Through its QE programme the Federal Reserve had been on the bid position for Treasury securities since 2009. When it was announced that this economic life support would be withdrawn over the following ten months, the markets panicked and as a result bond prices crashed and yields rocketed before stabilising shortly after.

This week the markets became concerned that the European Central Bank might begin to implement a similar tapering and what I have seen is initial signs of a return of the ‘taper tantrum.’ Bond yields across Europe, and globally, rose earlier this week as investors panicked that Central Banks would move away from the bid; monetary action has been supporting price increases in government bonds and pushing yields well into negative territory.

The questions therefore are what is the difference between now and 2013? And can we expect markets to settle shortly again today as they did then?

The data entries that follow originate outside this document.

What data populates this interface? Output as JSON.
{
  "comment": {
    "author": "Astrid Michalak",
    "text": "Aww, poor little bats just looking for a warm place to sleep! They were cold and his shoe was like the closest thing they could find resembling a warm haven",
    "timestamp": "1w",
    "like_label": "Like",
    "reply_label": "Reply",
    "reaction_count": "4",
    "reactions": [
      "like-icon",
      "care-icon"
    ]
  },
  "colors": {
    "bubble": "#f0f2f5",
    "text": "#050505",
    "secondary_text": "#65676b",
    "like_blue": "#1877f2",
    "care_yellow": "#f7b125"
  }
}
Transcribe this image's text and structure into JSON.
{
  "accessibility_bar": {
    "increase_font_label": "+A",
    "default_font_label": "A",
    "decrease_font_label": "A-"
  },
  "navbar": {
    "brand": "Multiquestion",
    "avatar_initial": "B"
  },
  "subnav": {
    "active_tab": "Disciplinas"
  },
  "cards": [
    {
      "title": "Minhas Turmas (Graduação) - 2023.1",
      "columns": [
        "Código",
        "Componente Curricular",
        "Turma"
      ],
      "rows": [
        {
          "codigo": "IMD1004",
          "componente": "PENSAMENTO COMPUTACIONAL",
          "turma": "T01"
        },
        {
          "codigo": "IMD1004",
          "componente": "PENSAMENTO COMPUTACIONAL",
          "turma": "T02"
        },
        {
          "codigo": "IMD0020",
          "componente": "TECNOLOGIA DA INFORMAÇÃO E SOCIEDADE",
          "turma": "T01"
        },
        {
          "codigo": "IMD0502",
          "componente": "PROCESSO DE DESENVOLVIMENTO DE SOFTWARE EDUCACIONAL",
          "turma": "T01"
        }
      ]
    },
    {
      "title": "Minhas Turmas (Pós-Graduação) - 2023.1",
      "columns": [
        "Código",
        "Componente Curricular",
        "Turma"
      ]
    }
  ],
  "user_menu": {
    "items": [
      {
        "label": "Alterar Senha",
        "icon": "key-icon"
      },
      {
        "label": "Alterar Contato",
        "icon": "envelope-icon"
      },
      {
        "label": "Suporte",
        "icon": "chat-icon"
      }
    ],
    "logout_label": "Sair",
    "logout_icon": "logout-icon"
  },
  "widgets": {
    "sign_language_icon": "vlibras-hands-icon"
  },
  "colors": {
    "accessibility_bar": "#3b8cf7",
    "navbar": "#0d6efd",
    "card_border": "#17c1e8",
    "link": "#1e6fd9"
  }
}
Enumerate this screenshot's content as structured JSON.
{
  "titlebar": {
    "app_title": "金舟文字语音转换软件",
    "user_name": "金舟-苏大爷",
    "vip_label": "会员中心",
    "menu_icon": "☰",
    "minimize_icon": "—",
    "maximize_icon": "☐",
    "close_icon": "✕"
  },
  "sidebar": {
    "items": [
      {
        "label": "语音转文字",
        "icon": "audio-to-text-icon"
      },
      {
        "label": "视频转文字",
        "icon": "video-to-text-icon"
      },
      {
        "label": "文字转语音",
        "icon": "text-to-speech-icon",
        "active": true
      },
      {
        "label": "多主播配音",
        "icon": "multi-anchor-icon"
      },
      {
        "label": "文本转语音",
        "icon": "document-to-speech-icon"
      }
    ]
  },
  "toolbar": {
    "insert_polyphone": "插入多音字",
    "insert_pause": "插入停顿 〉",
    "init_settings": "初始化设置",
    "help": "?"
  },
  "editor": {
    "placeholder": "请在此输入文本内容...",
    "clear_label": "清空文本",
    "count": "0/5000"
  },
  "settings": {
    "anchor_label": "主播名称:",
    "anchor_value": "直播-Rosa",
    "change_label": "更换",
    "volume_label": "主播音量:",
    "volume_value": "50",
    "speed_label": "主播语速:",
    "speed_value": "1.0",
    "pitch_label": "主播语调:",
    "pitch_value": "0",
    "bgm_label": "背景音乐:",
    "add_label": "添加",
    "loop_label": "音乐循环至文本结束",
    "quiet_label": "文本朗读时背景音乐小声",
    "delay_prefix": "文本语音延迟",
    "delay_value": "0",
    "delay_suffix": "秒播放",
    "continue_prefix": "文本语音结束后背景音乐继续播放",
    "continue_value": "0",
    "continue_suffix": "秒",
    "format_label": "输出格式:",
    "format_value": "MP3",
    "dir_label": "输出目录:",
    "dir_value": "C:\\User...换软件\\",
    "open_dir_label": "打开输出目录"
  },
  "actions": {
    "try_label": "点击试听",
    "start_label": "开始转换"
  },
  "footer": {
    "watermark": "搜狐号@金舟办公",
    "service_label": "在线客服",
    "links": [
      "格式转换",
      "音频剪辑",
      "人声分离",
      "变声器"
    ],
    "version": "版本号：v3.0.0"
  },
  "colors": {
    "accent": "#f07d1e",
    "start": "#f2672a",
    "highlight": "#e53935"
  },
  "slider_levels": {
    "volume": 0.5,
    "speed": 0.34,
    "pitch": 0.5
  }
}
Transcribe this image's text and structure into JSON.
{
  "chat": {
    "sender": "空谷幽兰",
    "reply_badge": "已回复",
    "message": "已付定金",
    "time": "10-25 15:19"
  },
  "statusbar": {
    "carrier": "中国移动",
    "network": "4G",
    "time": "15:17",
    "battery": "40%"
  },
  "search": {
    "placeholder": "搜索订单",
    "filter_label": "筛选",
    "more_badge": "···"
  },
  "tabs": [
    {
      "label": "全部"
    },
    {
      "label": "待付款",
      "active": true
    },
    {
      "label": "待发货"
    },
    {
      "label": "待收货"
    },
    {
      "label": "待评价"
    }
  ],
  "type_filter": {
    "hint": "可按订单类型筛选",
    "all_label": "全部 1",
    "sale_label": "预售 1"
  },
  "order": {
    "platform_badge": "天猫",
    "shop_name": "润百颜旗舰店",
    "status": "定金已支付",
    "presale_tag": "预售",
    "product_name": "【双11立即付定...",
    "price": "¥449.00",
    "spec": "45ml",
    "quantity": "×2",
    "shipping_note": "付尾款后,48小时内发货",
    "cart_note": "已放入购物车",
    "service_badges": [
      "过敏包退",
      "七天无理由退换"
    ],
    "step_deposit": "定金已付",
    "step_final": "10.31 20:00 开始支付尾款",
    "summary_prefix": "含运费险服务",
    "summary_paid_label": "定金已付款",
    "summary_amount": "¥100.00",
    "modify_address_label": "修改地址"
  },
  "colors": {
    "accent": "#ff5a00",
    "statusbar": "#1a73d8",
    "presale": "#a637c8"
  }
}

Well, the fundamental difference between the US and the EU is that when Mario Draghi announced the European Central Banks’s equivalent monetary easing in January 2015, many European 10 year yields were already falling and, at 1.5% on some 10 year government bonds, were about half that of the equivalent US yields when the Federal Reserve announced its own QE programme. From an already lower base, we have since seen yields fall further than those seen in the US in 2013, and in fact they have reached historic lows and even negative yields in many economies.

Historically low yields, record asset purchases and extreme volatility leads me to believe that, should the European Central Bank follow through with any plans to taper down its bond purchasing from March 2017, then this taper tantrum might be greater and more painful than the last.